幸せがずっと続く12の行動習慣
「ポジティブ心理学」についての一冊。とても具体的で、幸せを実感したい方は必読!
いわゆる「ポジティブ心理学」についての一冊。某書評サイトで推薦されていたため購入してみましたが、確かに面白いですね。どうやったら幸せになれる(=感じられる)のか、その仕組を分かりやすく説いてくれます。
人が幸福になるためには、真っ先に金銭的・物質的な余裕が求められると考えがちです。お金があれば何でも好きなものを買えて、好きなものを食べられて、好きな場所へ行けて、ハッピーになりそうなものですが、筆者はそれらは決定的な要因にはなり得ないとしています。生活の状況を変えることで幸せになろうとしても、結局は上手くいかないと、研究結果に現れているのだとか。

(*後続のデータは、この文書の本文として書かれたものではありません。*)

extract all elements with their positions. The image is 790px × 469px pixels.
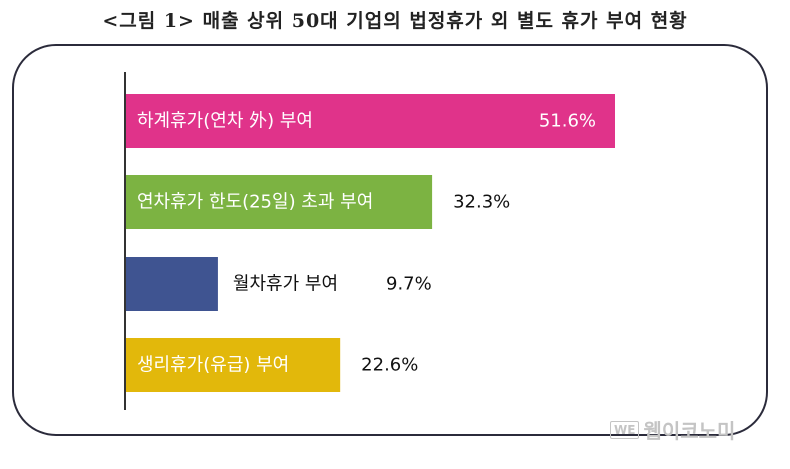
watermark-logo: WE [610,420,640,439]
category-label-1: 하계휴가(연차 外) 부여 [137,111,313,132]
category-label-2: 연차휴가 한도(25일) 초과 부여 [137,192,373,213]
bar-group: 하계휴가(연차 外) 부여 51.6% 연차휴가 한도(25일) 초과 부여 32.3… [126,94,615,392]
value-label-4: 22.6% [361,355,418,376]
bar-1 [126,94,615,148]
watermark-text: 웹이코노미 [643,419,736,443]
category-label-4: 생리휴가(유급) 부여 [137,355,289,376]
category-label-3: 월차휴가 부여 [233,274,338,295]
value-label-3: 9.7% [386,274,432,295]
bar-2 [126,175,433,229]
value-label-2: 32.3% [453,192,510,213]
bar-4 [126,338,341,392]
value-label-1: 51.6% [539,111,596,132]
bar-3 [126,257,218,311]
chart-frame [12,44,768,436]
chart-title: <그림 1> 매출 상위 50대 기업의 법정휴가 외 별도 휴가 부여 현황 [102,10,688,32]
watermark: WE 웹이코노미 [610,415,735,444]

本書では、人間の幸せを決定する要因として、「遺伝による設定値」が50%、「環境」によるものが10%、「意図的な行動」によるものが40%としています。
何をどのくらい幸せに感じるかは人それぞれで、持って生まれた多幸感などは変わることはありません。そして、もっとも重要なように思われる「環境」(新しい車を買った、整形手術をしたなど)ですが、幸福を感じさせてくれるのはほんの一瞬で、人間はすぐにそれに慣れてしまいます。その効果はごくわずかで、金持ちであろうと貧乏人であろうと、大きな違いはないと言います。
幸せを実感するために重要なのは「意図的な行動」。全体の40%ですが、ここを見直すのがもっとも効果的なのだそうです。
説明文:「幸せな人を観察して、研究して、科学的に証明した、「幸福度の高め方」。
全米で注目の心理学者が20年以上にわたって、研究の大半を捧げた「幸福を構成する3つの要因」をもとに、「最も幸福な人の考え方や行動パターン」を紹介します。
考え方の具体例は…
・かなりの時間を家族や友人とすごし、その人間関係を大切にして楽しんでいる
・誰に対しても感謝を表わすのが苦にならない
・同僚や通りすがりの人にまっ先に支援の手を差し伸べる場合が多い
・未来を考えるときは、いつも楽天的である
・人生の喜びを満喫し、現在を生きようとしている
・毎週、または毎日のように身体を動かすことを習慣としている
・生涯にわたる目標や夢に、全力を傾けている
などが挙げられます。」
本書で、幸せになるために重要な項目として挙げられているのは、以下のような内容です。
●感謝の気持ちを表わす ●楽観的になる ●考えすぎない、他人と比較しない ●親切にする ●人間関係を育てる ●ストレスや悩みへの対抗策を練る ●人を許す ●熱中できる活動を増やす ●人生の喜びを深く味わう ●目標達成に全力を尽くす ●内面的なものを大切にする ●身体を大切にする──瞑想と運動
正直なところ、それほど特別なことではありません。感謝の気持ちを表しながら人と関わり、熱中できる事柄を見つけて、心穏やかに過ごす。ひと昔前の、まだ宗教的な教えが大きな存在だった頃の日本人なら、誰もが自然とやっていたようなことばかりですが、これを意識することで幸せ感は増すのです。
例えば、何らかの目標達成に向かうにしても、その目標が「自分で選んだもの」であることが重要です。さらに、それが望ましくないものとの接近を避ける「回避目標」ではなく、望ましい結果を得ようとする「接近目標」であることが重要としています。こうした事例が、研究結果を踏まえて多数紹介されているため、とても具体的で分かりやすいですね。
個人的なことですが、私自身は他の人よりも幸せを多く実感しているタイプだと思っています。この本を読んでいても共感できる部分は多かったですし、だからこそ本書の内容は説得力のあるものだと感じられます。
とても具体的な考え方や行動指針が書いてありますので、幸せ不足(?)な方は一読してみるといいでしょう!